Date: 2006-10-19 12:49 am (UTC)
From: [identity profile] call-me-ishmael.livejournal.com
I think the weirdest thing I've had happen is discover the guy I dated back in 8th grade had a kid with a high school girl. That was seriously WTF, but I guess it's because I always see people how they were and somehow expect them to stay there, unchanged.

Time is scary.

Date: 2006-10-19 02:07 am (UTC)
From: [identity profile] wordsofastory.livejournal.com
It's so weird. I know exactly what you mean; when I see people I knew when I was little, it's so bizarre to see how they've changed.

Date: 2006-10-19 05:27 am (UTC)
From: [identity profile] parallactic.livejournal.com
I had a friend who got his girlfriend pregnant at age 19, married her in Las Vegas, and got divorced a couple of months later. (If someone had told me this, I'd have assumed they were making it up, because it's so cliche. Yet it happened.)

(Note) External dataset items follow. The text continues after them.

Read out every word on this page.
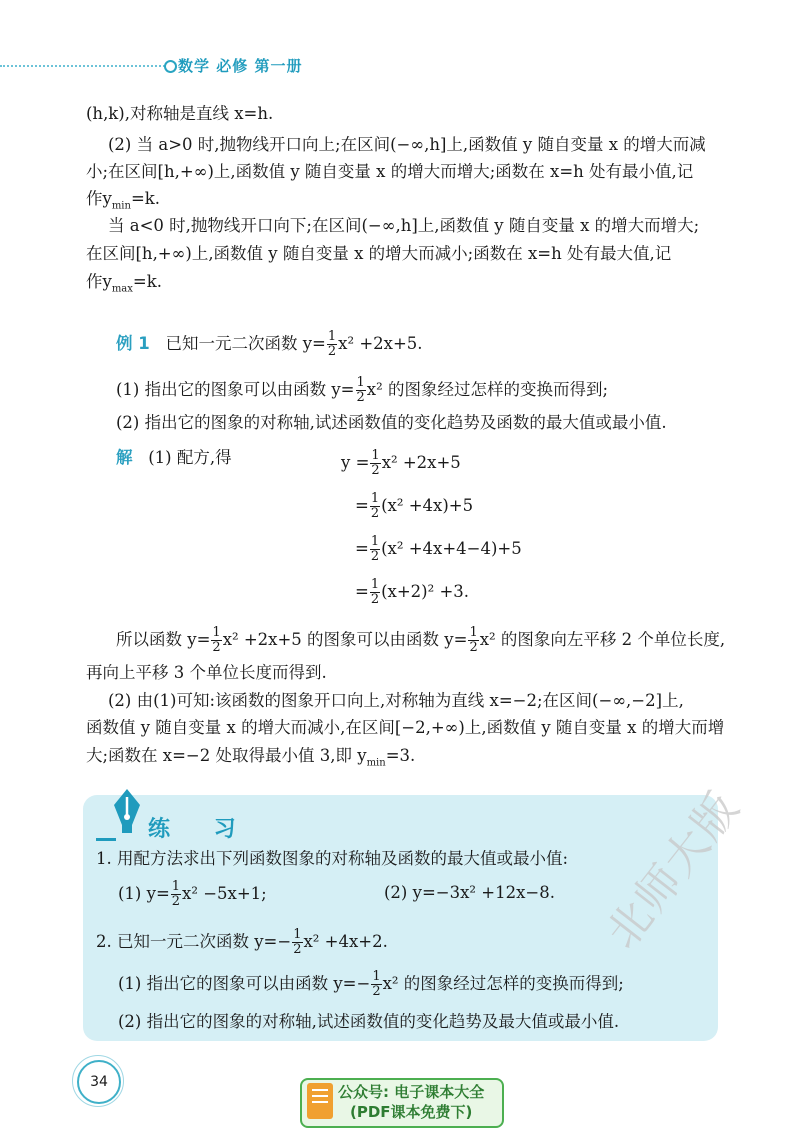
数学 必修 第一册
(h,k),对称轴是直线 x=h.
(2) 当 a>0 时,抛物线开口向上;在区间(−∞,h]上,函数值 y 随自变量 x 的增大而减
小;在区间[h,+∞)上,函数值 y 随自变量 x 的增大而增大;函数在 x=h 处有最小值,记
作$y_{min}=k$.
当 a<0 时,抛物线开口向下;在区间(−∞,h]上,函数值 y 随自变量 x 的增大而增大;
在区间[h,+∞)上,函数值 y 随自变量 x 的增大而减小;函数在 x=h 处有最大值,记
作$y_{max}=k$.
例 1 已知一元二次函数 $y= \frac{1}{2} x^2 +2x+5$.
(1) 指出它的图象可以由函数 $y= \frac{1}{2} x^2$ 的图象经过怎样的变换而得到;
(2) 指出它的图象的对称轴,试述函数值的变化趋势及函数的最大值或最小值.
解 (1) 配方,得	$y = \frac{1}{2} x^2 +2x+5$
= $\frac{1}{2} (x^2 +4x)+5$
= $\frac{1}{2} (x^2 +4x+4-4)+5$
= $\frac{1}{2} (x+2)^2 +3$.
所以函数 $y= \frac{1}{2} x^2 +2x+5$ 的图象可以由函数 $y= \frac{1}{2} x^2$ 的图象向左平移 2 个单位长度,
再向上平移 3 个单位长度而得到.
(2) 由(1)可知:该函数的图象开口向上,对称轴为直线 x=−2;在区间(−∞,−2]上,
函数值 y 随自变量 x 的增大而减小,在区间[−2,+∞)上,函数值 y 随自变量 x 的增大而增
大;函数在 x=−2 处取得最小值 3,即 $y_{min}=3$.
练 习
1. 用配方法求出下列函数图象的对称轴及函数的最大值或最小值:
(1) $y= \frac{1}{2} x^2 -5x+1$;	(2) y=−3x² +12x−8.
2. 已知一元二次函数 $y=- \frac{1}{2} x^2 +4x+2$.
(1) 指出它的图象可以由函数 $y=- \frac{1}{2} x^2$ 的图象经过怎样的变换而得到;
(2) 指出它的图象的对称轴,试述函数值的变化趋势及最大值或最小值.
34
北师大版
公众号: 电子课本大全
(PDF课本免费下)
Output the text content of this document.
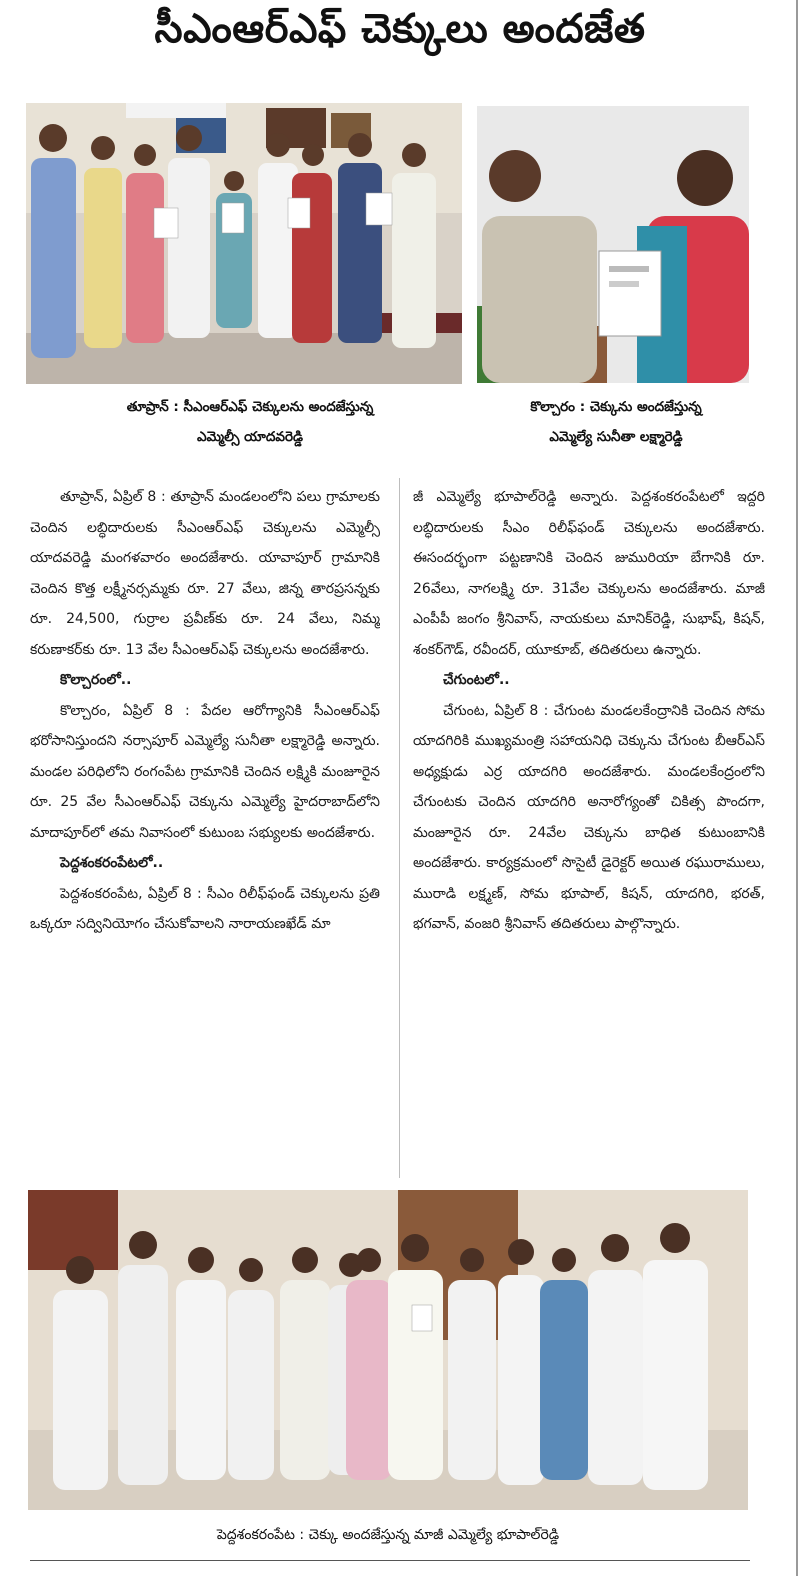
సీఎంఆర్ఎఫ్ చెక్కులు అందజేత
తూప్రాన్ : సీఎంఆర్ఎఫ్ చెక్కులను అందజేస్తున్న
ఎమ్మెల్సీ యాదవరెడ్డి
కొల్చారం : చెక్కును అందజేస్తున్న
ఎమ్మెల్యే సునీతా లక్ష్మారెడ్డి

తూప్రాన్, ఏప్రిల్ 8 : తూప్రాన్ మండలంలోని పలు గ్రామాలకు చెందిన లబ్ధిదారులకు సీఎంఆర్ఎఫ్ చెక్కులను ఎమ్మెల్సీ యాదవరెడ్డి మంగళవారం అందజేశారు. యావాపూర్ గ్రామానికి చెందిన కొత్త లక్ష్మీనర్సమ్మకు రూ. 27 వేలు, జిన్న తారప్రసన్నకు రూ. 24,500, గుర్రాల ప్రవీణ్‌కు రూ. 24 వేలు, నిమ్మ కరుణాకర్‌కు రూ. 13 వేల సీఎంఆర్ఎఫ్ చెక్కులను అందజేశారు.

కొల్చారంలో..

కొల్చారం, ఏప్రిల్ 8 : పేదల ఆరోగ్యానికి సీఎంఆర్ఎఫ్ భరోసానిస్తుందని నర్సాపూర్ ఎమ్మెల్యే సునీతా లక్ష్మారెడ్డి అన్నారు. మండల పరిధిలోని రంగంపేట గ్రామానికి చెందిన లక్ష్మికి మంజూరైన రూ. 25 వేల సీఎంఆర్ఎఫ్ చెక్కును ఎమ్మెల్యే హైదరాబాద్‌లోని మాదాపూర్‌లో తమ నివాసంలో కుటుంబ సభ్యులకు అందజేశారు.

పెద్దశంకరంపేటలో..

పెద్దశంకరంపేట, ఏప్రిల్ 8 : సీఎం రిలీఫ్‌ఫండ్ చెక్కులను ప్రతి ఒక్కరూ సద్వినియోగం చేసుకోవాలని నారాయణఖేడ్ మా

జీ ఎమ్మెల్యే భూపాల్‌రెడ్డి అన్నారు. పెద్దశంకరంపేటలో ఇద్దరి లబ్ధిదారులకు సీఎం రిలీఫ్‌ఫండ్ చెక్కులను అందజేశారు. ఈసందర్భంగా పట్టణానికి చెందిన జుమురియా బేగానికి రూ. 26వేలు, నాగలక్ష్మి రూ. 31వేల చెక్కులను అందజేశారు. మాజీ ఎంపీపీ జంగం శ్రీనివాస్, నాయకులు మానిక్‌రెడ్డి, సుభాష్, కిషన్, శంకర్‌గౌడ్, రవీందర్, యూకూబ్, తదితరులు ఉన్నారు.

చేగుంటలో..

చేగుంట, ఏప్రిల్ 8 : చేగుంట మండలకేంద్రానికి చెందిన సోమ యాదగిరికి ముఖ్యమంత్రి సహాయనిధి చెక్కును చేగుంట బీఆర్ఎస్ అధ్యక్షుడు ఎర్ర యాదగిరి అందజేశారు. మండలకేంద్రంలోని చేగుంటకు చెందిన యాదగిరి అనారోగ్యంతో చికిత్స పొందగా, మంజూరైన రూ. 24వేల చెక్కును బాధిత కుటుంబానికి అందజేశారు. కార్యక్రమంలో సొసైటీ డైరెక్టర్ అయిత రఘురాములు, మురాడి లక్ష్మణ్, సోమ భూపాల్, కిషన్, యాదగిరి, భరత్, భగవాన్, వంజరి శ్రీనివాస్ తదితరులు పాల్గొన్నారు.

పెద్దశంకరంపేట : చెక్కు అందజేస్తున్న మాజీ ఎమ్మెల్యే భూపాల్‌రెడ్డి
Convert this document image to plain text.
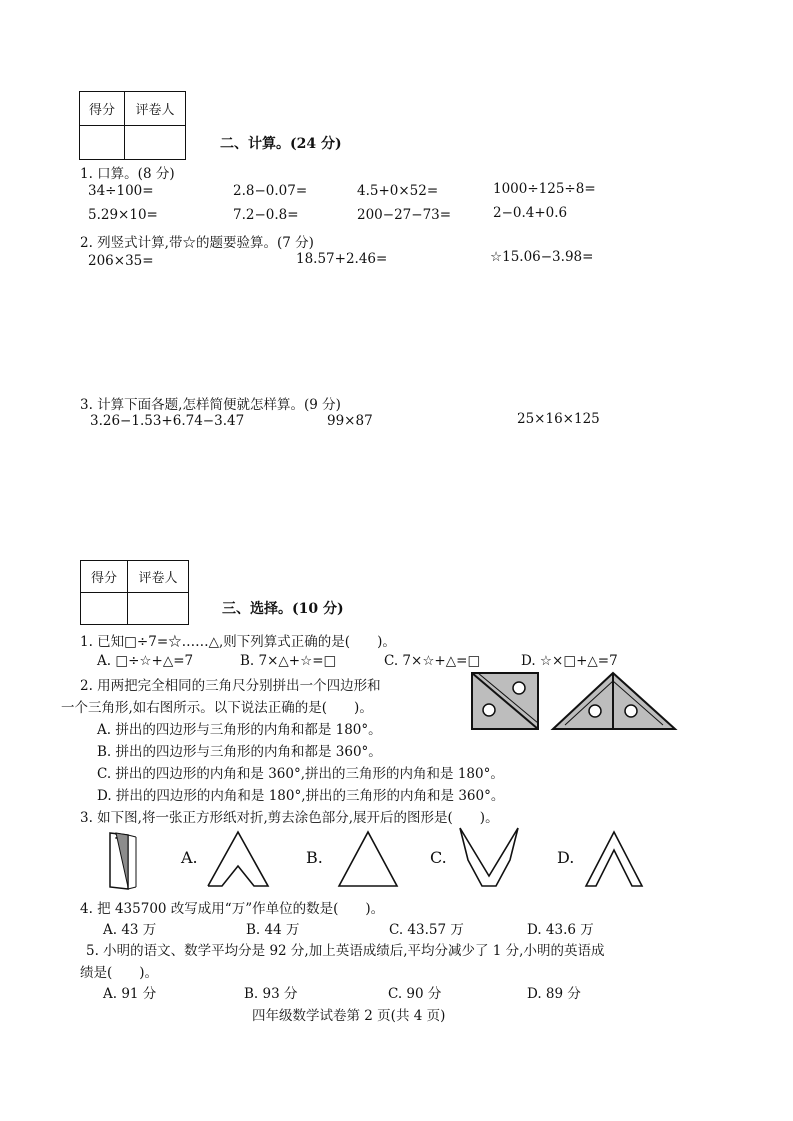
得分	评卷人

二、计算。(24 分)
1. 口算。(8 分)
34÷100=	2.8−0.07=	4.5+0×52=	1000÷125÷8=
5.29×10=	7.2−0.8=	200−27−73=	2−0.4+0.6
2. 列竖式计算,带☆的题要验算。(7 分)
206×35=	18.57+2.46=	☆15.06−3.98=
3. 计算下面各题,怎样简便就怎样算。(9 分)
3.26−1.53+6.74−3.47	99×87	25×16×125
得分	评卷人

三、选择。(10 分)
1. 已知□÷7=☆……△,则下列算式正确的是(　　)。
A. □÷☆+△=7	B. 7×△+☆=□	C. 7×☆+△=□	D. ☆×□+△=7
2. 用两把完全相同的三角尺分别拼出一个四边形和
一个三角形,如右图所示。以下说法正确的是(　　)。
A. 拼出的四边形与三角形的内角和都是 180°。
B. 拼出的四边形与三角形的内角和都是 360°。
C. 拼出的四边形的内角和是 360°,拼出的三角形的内角和是 180°。
D. 拼出的四边形的内角和是 180°,拼出的三角形的内角和是 360°。
3. 如下图,将一张正方形纸对折,剪去涂色部分,展开后的图形是(　　)。
A.	B.	C.	D.
4. 把 435700 改写成用“万”作单位的数是(　　)。
A. 43 万	B. 44 万	C. 43.57 万	D. 43.6 万
5. 小明的语文、数学平均分是 92 分,加上英语成绩后,平均分减少了 1 分,小明的英语成
绩是(　　)。
A. 91 分	B. 93 分	C. 90 分	D. 89 分
四年级数学试卷第 2 页(共 4 页)
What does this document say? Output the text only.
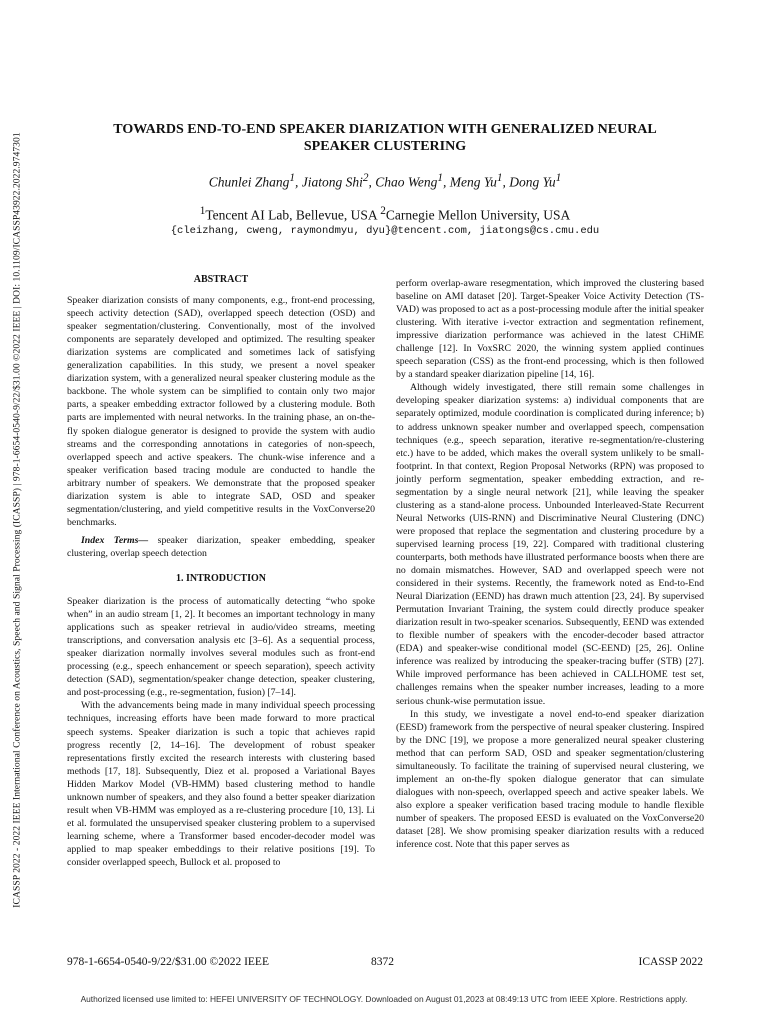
ICASSP 2022 - 2022 IEEE International Conference on Acoustics, Speech and Signal Processing (ICASSP) | 978-1-6654-0540-9/22/$31.00 ©2022 IEEE | DOI: 10.1109/ICASSP43922.2022.9747301
TOWARDS END-TO-END SPEAKER DIARIZATION WITH GENERALIZED NEURAL
SPEAKER CLUSTERING
Chunlei Zhang$^1$, Jiatong Shi$^2$, Chao Weng$^1$, Meng Yu$^1$, Dong Yu$^1$
$^1$Tencent AI Lab, Bellevue, USA $^2$Carnegie Mellon University, USA
{cleizhang, cweng, raymondmyu, dyu}@tencent.com, jiatongs@cs.cmu.edu
ABSTRACT

Speaker diarization consists of many components, e.g., front-end processing, speech activity detection (SAD), overlapped speech detection (OSD) and speaker segmentation/clustering. Conventionally, most of the involved components are separately developed and optimized. The resulting speaker diarization systems are complicated and sometimes lack of satisfying generalization capabilities. In this study, we present a novel speaker diarization system, with a generalized neural speaker clustering module as the backbone. The whole system can be simplified to contain only two major parts, a speaker embedding extractor followed by a clustering module. Both parts are implemented with neural networks. In the training phase, an on-the-fly spoken dialogue generator is designed to provide the system with audio streams and the corresponding annotations in categories of non-speech, overlapped speech and active speakers. The chunk-wise inference and a speaker verification based tracing module are conducted to handle the arbitrary number of speakers. We demonstrate that the proposed speaker diarization system is able to integrate SAD, OSD and speaker segmentation/clustering, and yield competitive results in the VoxConverse20 benchmarks.

Index Terms— speaker diarization, speaker embedding, speaker clustering, overlap speech detection

1. INTRODUCTION

Speaker diarization is the process of automatically detecting “who spoke when” in an audio stream [1, 2]. It becomes an important technology in many applications such as speaker retrieval in audio/video streams, meeting transcriptions, and conversation analysis etc [3–6]. As a sequential process, speaker diarization normally involves several modules such as front-end processing (e.g., speech enhancement or speech separation), speech activity detection (SAD), segmentation/speaker change detection, speaker clustering, and post-processing (e.g., re-segmentation, fusion) [7–14].

With the advancements being made in many individual speech processing techniques, increasing efforts have been made forward to more practical speech systems. Speaker diarization is such a topic that achieves rapid progress recently [2, 14–16]. The development of robust speaker representations firstly excited the research interests with clustering based methods [17, 18]. Subsequently, Diez et al. proposed a Variational Bayes Hidden Markov Model (VB-HMM) based clustering method to handle unknown number of speakers, and they also found a better speaker diarization result when VB-HMM was employed as a re-clustering procedure [10, 13]. Li et al. formulated the unsupervised speaker clustering problem to a supervised learning scheme, where a Transformer based encoder-decoder model was applied to map speaker embeddings to their relative positions [19]. To consider overlapped speech, Bullock et al. proposed to

perform overlap-aware resegmentation, which improved the clustering based baseline on AMI dataset [20]. Target-Speaker Voice Activity Detection (TS-VAD) was proposed to act as a post-processing module after the initial speaker clustering. With iterative i-vector extraction and segmentation refinement, impressive diarization performance was achieved in the latest CHiME challenge [12]. In VoxSRC 2020, the winning system applied continues speech separation (CSS) as the front-end processing, which is then followed by a standard speaker diarization pipeline [14, 16].

Although widely investigated, there still remain some challenges in developing speaker diarization systems: a) individual components that are separately optimized, module coordination is complicated during inference; b) to address unknown speaker number and overlapped speech, compensation techniques (e.g., speech separation, iterative re-segmentation/re-clustering etc.) have to be added, which makes the overall system unlikely to be small-footprint. In that context, Region Proposal Networks (RPN) was proposed to jointly perform segmentation, speaker embedding extraction, and re-segmentation by a single neural network [21], while leaving the speaker clustering as a stand-alone process. Unbounded Interleaved-State Recurrent Neural Networks (UIS-RNN) and Discriminative Neural Clustering (DNC) were proposed that replace the segmentation and clustering procedure by a supervised learning process [19, 22]. Compared with traditional clustering counterparts, both methods have illustrated performance boosts when there are no domain mismatches. However, SAD and overlapped speech were not considered in their systems. Recently, the framework noted as End-to-End Neural Diarization (EEND) has drawn much attention [23, 24]. By supervised Permutation Invariant Training, the system could directly produce speaker diarization result in two-speaker scenarios. Subsequently, EEND was extended to flexible number of speakers with the encoder-decoder based attractor (EDA) and speaker-wise conditional model (SC-EEND) [25, 26]. Online inference was realized by introducing the speaker-tracing buffer (STB) [27]. While improved performance has been achieved in CALLHOME test set, challenges remains when the speaker number increases, leading to a more serious chunk-wise permutation issue.

In this study, we investigate a novel end-to-end speaker diarization (EESD) framework from the perspective of neural speaker clustering. Inspired by the DNC [19], we propose a more generalized neural speaker clustering method that can perform SAD, OSD and speaker segmentation/clustering simultaneously. To facilitate the training of supervised neural clustering, we implement an on-the-fly spoken dialogue generator that can simulate dialogues with non-speech, overlapped speech and active speaker labels. We also explore a speaker verification based tracing module to handle flexible number of speakers. The proposed EESD is evaluated on the VoxConverse20 dataset [28]. We show promising speaker diarization results with a reduced inference cost. Note that this paper serves as

978-1-6654-0540-9/22/$31.00 ©2022 IEEE	8372	ICASSP 2022
Authorized licensed use limited to: HEFEI UNIVERSITY OF TECHNOLOGY. Downloaded on August 01,2023 at 08:49:13 UTC from IEEE Xplore. Restrictions apply.
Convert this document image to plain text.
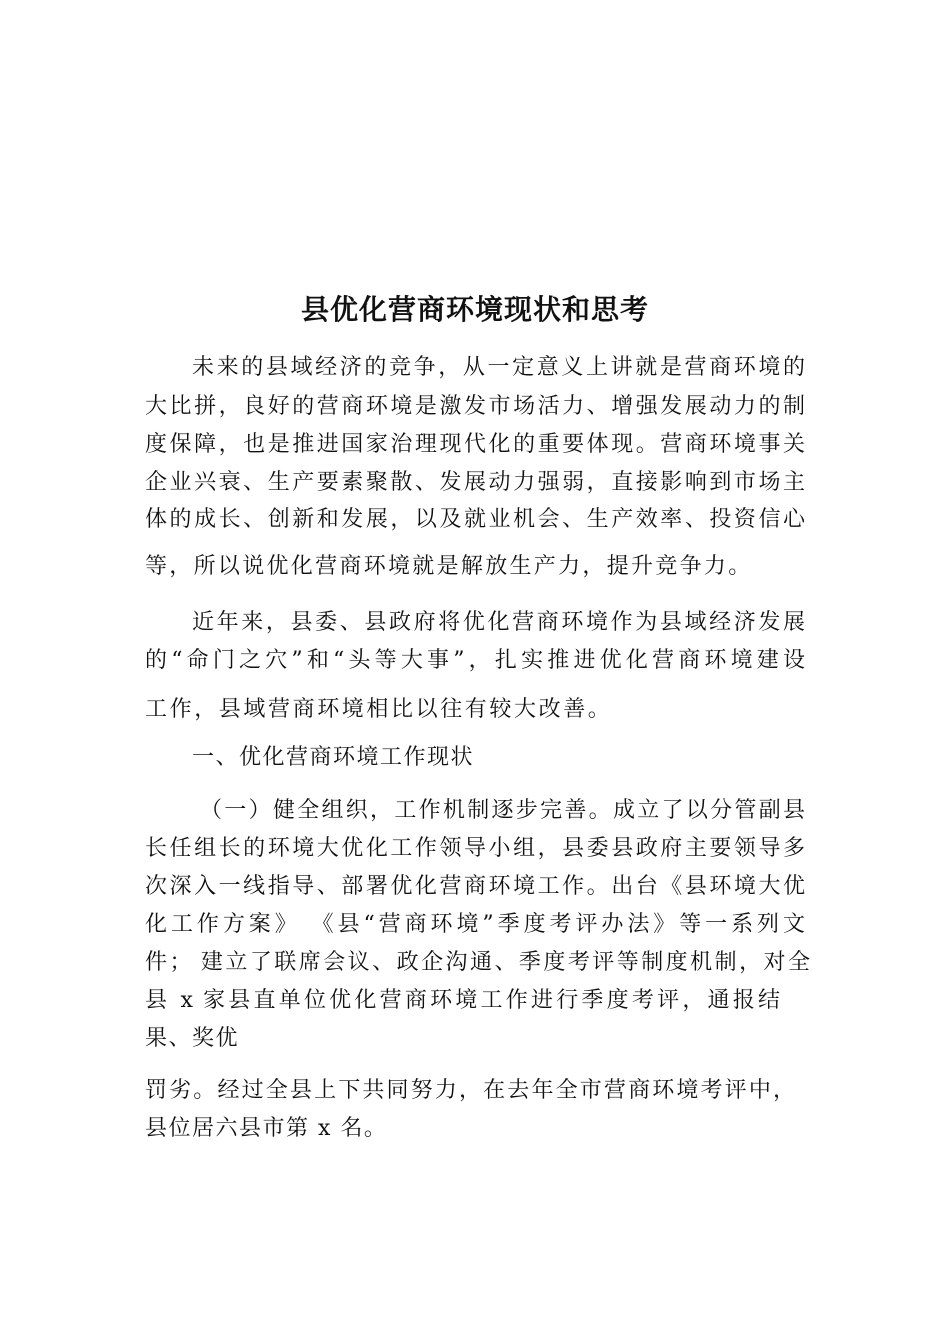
县优化营商环境现状和思考
未来的县域经济的竞争，从一定意义上讲就是营商环境的
大比拼，良好的营商环境是激发市场活力、增强发展动力的制
度保障，也是推进国家治理现代化的重要体现。营商环境事关
企业兴衰、生产要素聚散、发展动力强弱，直接影响到市场主
体的成长、创新和发展，以及就业机会、生产效率、投资信心
等，所以说优化营商环境就是解放生产力，提升竞争力。
近年来，县委、县政府将优化营商环境作为县域经济发展
的“命门之穴”和“头等大事”，扎实推进优化营商环境建设
工作，县域营商环境相比以往有较大改善。
一、优化营商环境工作现状
（一）健全组织，工作机制逐步完善。成立了以分管副县
长任组长的环境大优化工作领导小组，县委县政府主要领导多
次深入一线指导、部署优化营商环境工作。出台《县环境大优
化工作方案》 《县“营商环境”季度考评办法》等一系列文
件； 建立了联席会议、政企沟通、季度考评等制度机制，对全
县 x 家县直单位优化营商环境工作进行季度考评，通报结
果、奖优
罚劣。经过全县上下共同努力，在去年全市营商环境考评中，
县位居六县市第 x 名。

Date: 2006-10-19 05:24 pm (UTC)
From: [identity profile] wordsofastory.livejournal.com
Heh. It does sound like a joke. Though I almost have to wonder if it was worth it to go to Las Vegas- surely you can get a quickie marriage anywhere, now?

Date: 2006-10-20 03:45 am (UTC)
From: [identity profile] parallactic.livejournal.com
I think they might have planned the trip to Vegas before she got pregnant.

Date: 2006-10-20 09:04 pm (UTC)
From: [identity profile] wordsofastory.livejournal.com
Ah, that makes sense. May as well add a wedding to the vacation then, I suppose.